ところが、作っている途中や、サンプルをアプリケーションチームに渡してから、ある問題に気がついた。まず第一は、
数値の入力
だ。「伝票入力」ではこれが主だと言ってもいいくらい大事なものなのだが、GTKには数値入力専用のウィジェットがない(たいていのアプリでは文字列入力ウィジェットでやってしまう)。だから、もちろんgladeやlibgladeはサポートしていない。しょうがないので、そういったウィジェットを作ることにする。ウィジェットを作ると、gladeやlibgladeをいじらないといけないのだが、コードを見ているとわりと単純だということに気がついたので、その辺もいじって使えるようにした。お陰で、既存のgladeやlibgladeと互換性がなくなってしまったのだが、まー、それはしょうがない。
その次の問題は、
GTKのウィジェットはマウスを使うことが前提
だということだ。たとえば、コンボボックスでenterすると、リストが開く。そして、それを閉じるにはescするなりマウスを使うなりすることになる。ダム端の常識で言えば、フィールドでenterすれば「入力確定で次のフィールドへ移動」という動作を期待する。

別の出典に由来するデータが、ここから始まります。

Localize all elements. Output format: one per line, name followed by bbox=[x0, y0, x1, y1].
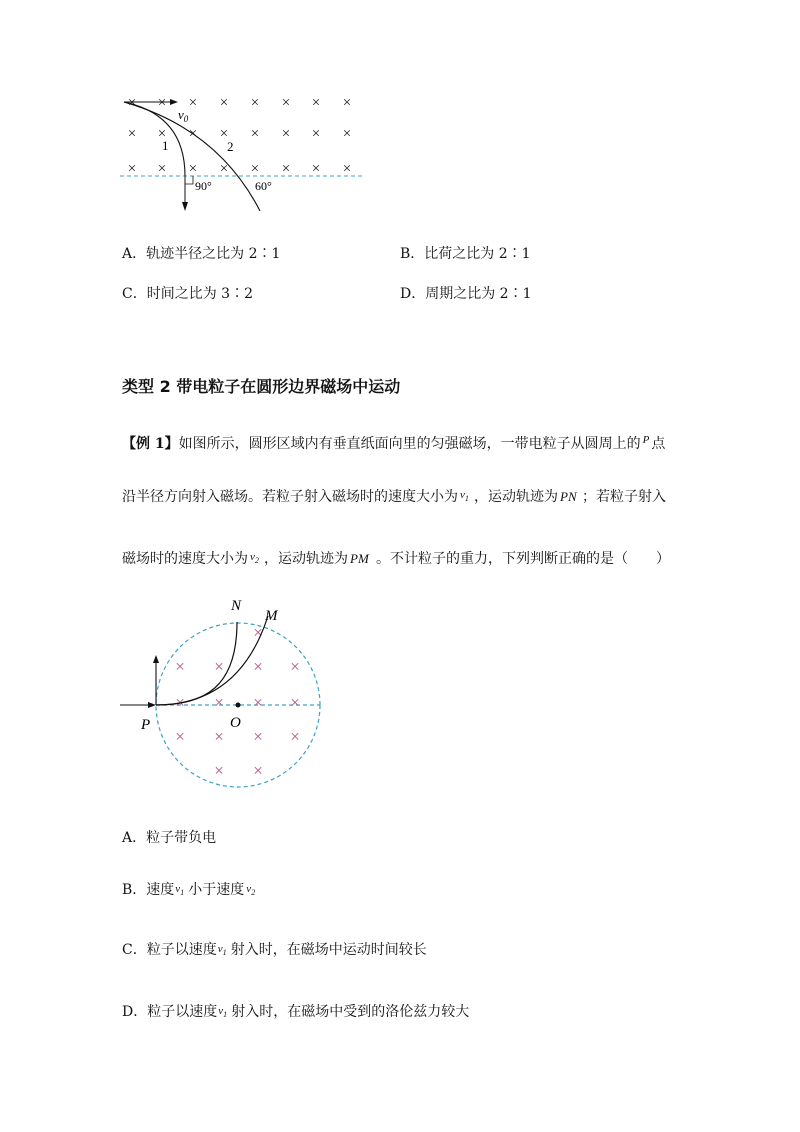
field-cross: × bbox=[214, 761, 224, 780]
v1-symbol: $v_1$ bbox=[218, 1005, 228, 1020]
field-cross: × bbox=[214, 657, 224, 676]
v0-arrowhead bbox=[170, 99, 178, 105]
force-arrowhead bbox=[153, 655, 159, 663]
label-p: P bbox=[141, 717, 151, 733]
example-tag: 【例 1】 bbox=[122, 436, 179, 452]
q1-option-d: D．周期之比为 2∶1 bbox=[400, 286, 532, 302]
section-title: 类型 2 带电粒子在圆形边界磁场中运动 bbox=[122, 377, 401, 396]
field-cross: × bbox=[250, 95, 260, 111]
v0-label: $v_0$ bbox=[178, 107, 189, 124]
trajectory-2-label: 2 bbox=[227, 139, 234, 154]
angle-60-label: 60° bbox=[255, 179, 272, 193]
field-cross: × bbox=[342, 95, 352, 111]
q2-option-a: A．粒子带负电 bbox=[122, 830, 217, 846]
field-cross: × bbox=[290, 657, 300, 676]
q1-option-c: C．时间之比为 3∶2 bbox=[122, 286, 253, 302]
v1-symbol: $v_1$ bbox=[460, 489, 469, 504]
field-cross: × bbox=[281, 95, 291, 111]
field-cross: × bbox=[253, 727, 263, 746]
field-cross: × bbox=[214, 727, 224, 746]
field-cross: × bbox=[188, 95, 198, 111]
field-cross: × bbox=[253, 693, 263, 712]
field-cross: × bbox=[175, 693, 185, 712]
magnetic-field-crosses bbox=[175, 623, 300, 780]
example-line-2: 沿半径方向射入磁场。若粒子射入磁场时的速度大小为 $v_1$ ，运动轨迹为 PN ；若粒子射入 bbox=[122, 489, 666, 505]
field-cross: × bbox=[219, 95, 229, 111]
field-cross: × bbox=[311, 161, 321, 177]
field-cross: × bbox=[253, 623, 263, 642]
field-cross: × bbox=[188, 161, 198, 177]
figure-1-diagram bbox=[110, 85, 380, 215]
q1-option-a: A．轨迹半径之比为 2∶1 bbox=[122, 246, 281, 262]
field-cross: × bbox=[175, 727, 185, 746]
field-cross: × bbox=[214, 693, 224, 712]
v1-symbol: $v_1$ bbox=[175, 883, 185, 898]
field-cross: × bbox=[127, 126, 137, 142]
trajectory-pm bbox=[156, 616, 268, 705]
field-cross: × bbox=[157, 161, 167, 177]
field-cross: × bbox=[219, 126, 229, 142]
field-cross: × bbox=[311, 95, 321, 111]
field-cross: × bbox=[342, 126, 352, 142]
label-m: M bbox=[265, 608, 278, 624]
q2-option-d: D．粒子以速度 $v_1$ 射入时，在磁场中受到的洛伦兹力较大 bbox=[122, 1004, 470, 1020]
trajectory-2 bbox=[124, 102, 260, 211]
field-cross: × bbox=[219, 161, 229, 177]
angle-90-label: 90° bbox=[195, 179, 212, 193]
field-cross: × bbox=[250, 161, 260, 177]
pm-symbol: PM bbox=[350, 551, 369, 566]
field-cross: × bbox=[342, 161, 352, 177]
incoming-arrowhead bbox=[148, 702, 156, 708]
trajectory-pn bbox=[156, 622, 237, 705]
v1-symbol: $v_1$ bbox=[217, 943, 227, 958]
field-cross: × bbox=[281, 126, 291, 142]
q2-option-c: C．粒子以速度 $v_1$ 射入时，在磁场中运动时间较长 bbox=[122, 942, 427, 958]
trajectory-1-arrowhead bbox=[182, 202, 188, 211]
figure-2-diagram bbox=[115, 592, 345, 812]
field-cross: × bbox=[281, 161, 291, 177]
right-angle-mark bbox=[185, 176, 193, 184]
point-p-ref: P bbox=[642, 434, 650, 446]
field-cross: × bbox=[157, 126, 167, 142]
q1-option-b: B．比荷之比为 2∶1 bbox=[400, 246, 531, 262]
field-cross: × bbox=[250, 126, 260, 142]
field-cross: × bbox=[127, 95, 137, 111]
field-cross: × bbox=[127, 161, 137, 177]
field-cross: × bbox=[175, 657, 185, 676]
q2-option-b: B．速度 $v_1$ 小于速度 $v_2$ bbox=[122, 882, 256, 898]
field-cross: × bbox=[157, 95, 167, 111]
field-cross: × bbox=[290, 727, 300, 746]
example-line-1: 【例 1】如图所示，圆形区域内有垂直纸面向里的匀强磁场，一带电粒子从圆周上的 $^P$ 点 bbox=[122, 434, 666, 452]
pn-symbol: PN bbox=[560, 489, 577, 504]
field-cross: × bbox=[253, 657, 263, 676]
v2-symbol: $v_2$ bbox=[246, 883, 256, 898]
field-cross: × bbox=[290, 693, 300, 712]
trajectory-1-label: 1 bbox=[162, 138, 169, 153]
magnetic-field-crosses bbox=[128, 95, 351, 177]
field-cross: × bbox=[188, 126, 198, 142]
field-cross: × bbox=[311, 126, 321, 142]
field-cross: × bbox=[253, 761, 263, 780]
example-line-3: 磁场时的速度大小为 $v_2$ ，运动轨迹为 PM 。不计粒子的重力，下列判断正确的是（ ） bbox=[122, 551, 670, 567]
v2-symbol: $v_2$ bbox=[250, 551, 259, 566]
label-o: O bbox=[230, 715, 241, 731]
label-n: N bbox=[231, 598, 242, 614]
center-point-o bbox=[236, 703, 241, 708]
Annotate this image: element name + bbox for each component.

仮にそれがダメであってもescやマウスに手を伸ばしたくはない、こういったちょっとした問題は、結構あちこちにあった。
最新のGTKはどうだか知らないが、当時主流だったGTK 1.2系では、この辺は外からいじることが出来ない。しょうがないのでコードをいじって「微妙に動作の違うウィジェット」を作ることになる。数値入力ウィジェットは私が作ったのだが、こういった雑多なものまでは手が回らないのと、仕様がはっきりしているということもあったので、AXEさんにお願いすることにした。なんでAXEさんかと言えば、元々竹岡さん達と付き合いがあったということと、彼等は「式神」を作っていて、GTKの中身に詳しかったということからだ。

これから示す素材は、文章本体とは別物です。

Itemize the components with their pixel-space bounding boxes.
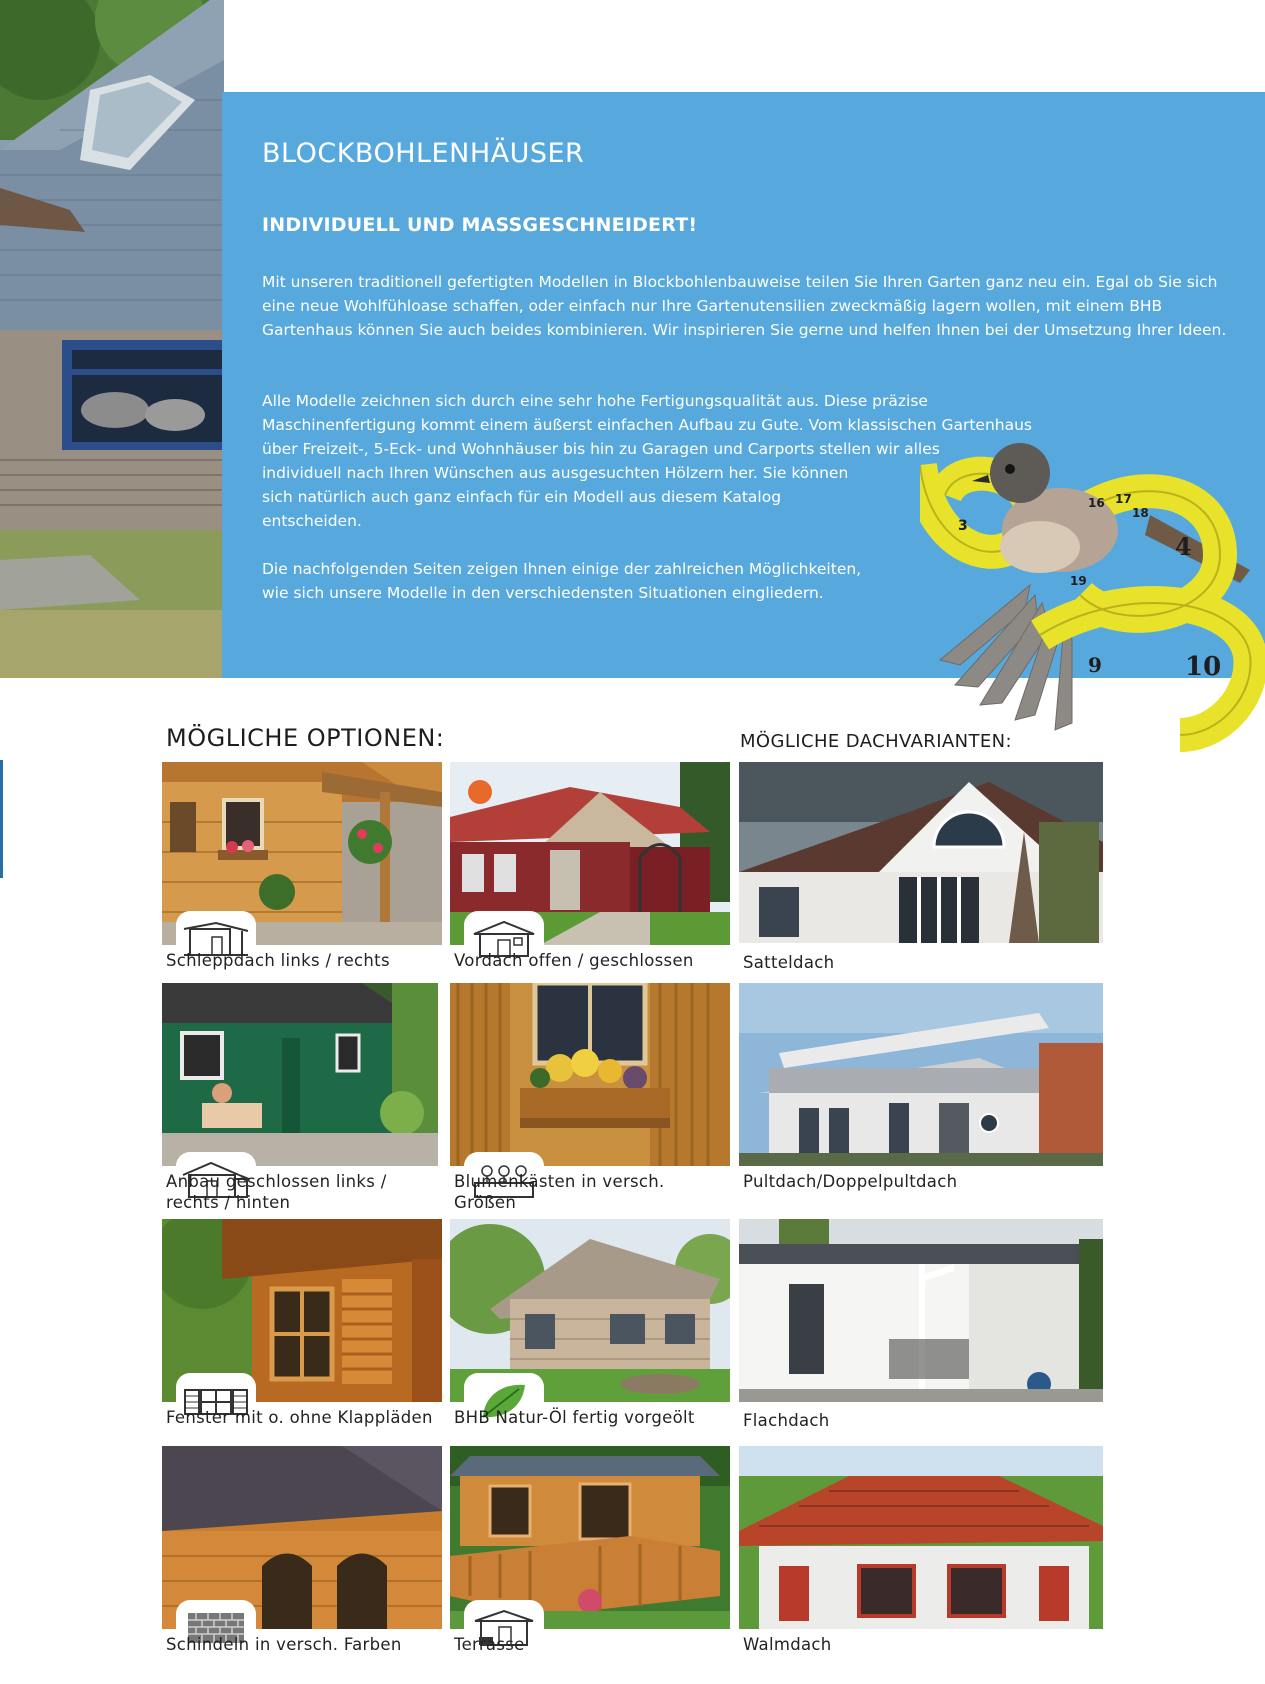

まぁそんなことで、いくつかあるGTKの問題は「自前ウィジェット」で解決することにした。その当時既にメジャーだったGTKであっても、こういった「普通の業務システム」に要求される機能はイマイチだったのである。これが、当時のLinuxの開発環境のレベルだった。「GUIなメールソフト」は作れても、「伝票入力」は満足なものは作れなかったのである。
gladeのXMLを使うというのは、もう一つメリットがあった。それは「解釈」さえ作ってやれば、GTKでなくても使えるという可能性だ。
当時考えていたのは、まず「CUI」だった。やはり現場はダム端を望むのだ。いかに分散してGUIを高速に動くようにしても、やはりCUIの高速さには敵わない。だから、「余力があればCUIも」と思っていた。当時のマンパワーでは実現しなかったし、今も出来ていないけれど「やろうと思えばやれる」というのは意味がある。
さらに適当な変換でHTMLを出すことも出来た。これは「Linux以外の環境も端末で使えるように」と言われたことへの答えだ。これも諸伴の事情でORCAでは使っていないのだが、随分と後になって日弁連で使うことになる。また、遠からず私の会社が行うサービスでも使う予定だ。本来はORCAの延長で「診察予約」だとか「健康管理システム」に使いたかったのであるが、それは実現に至っていない。
しばらく後になって、WindowsやMacでもクライアントが実現出来たのは、このアーキテクチャによるところが大きいはずだ。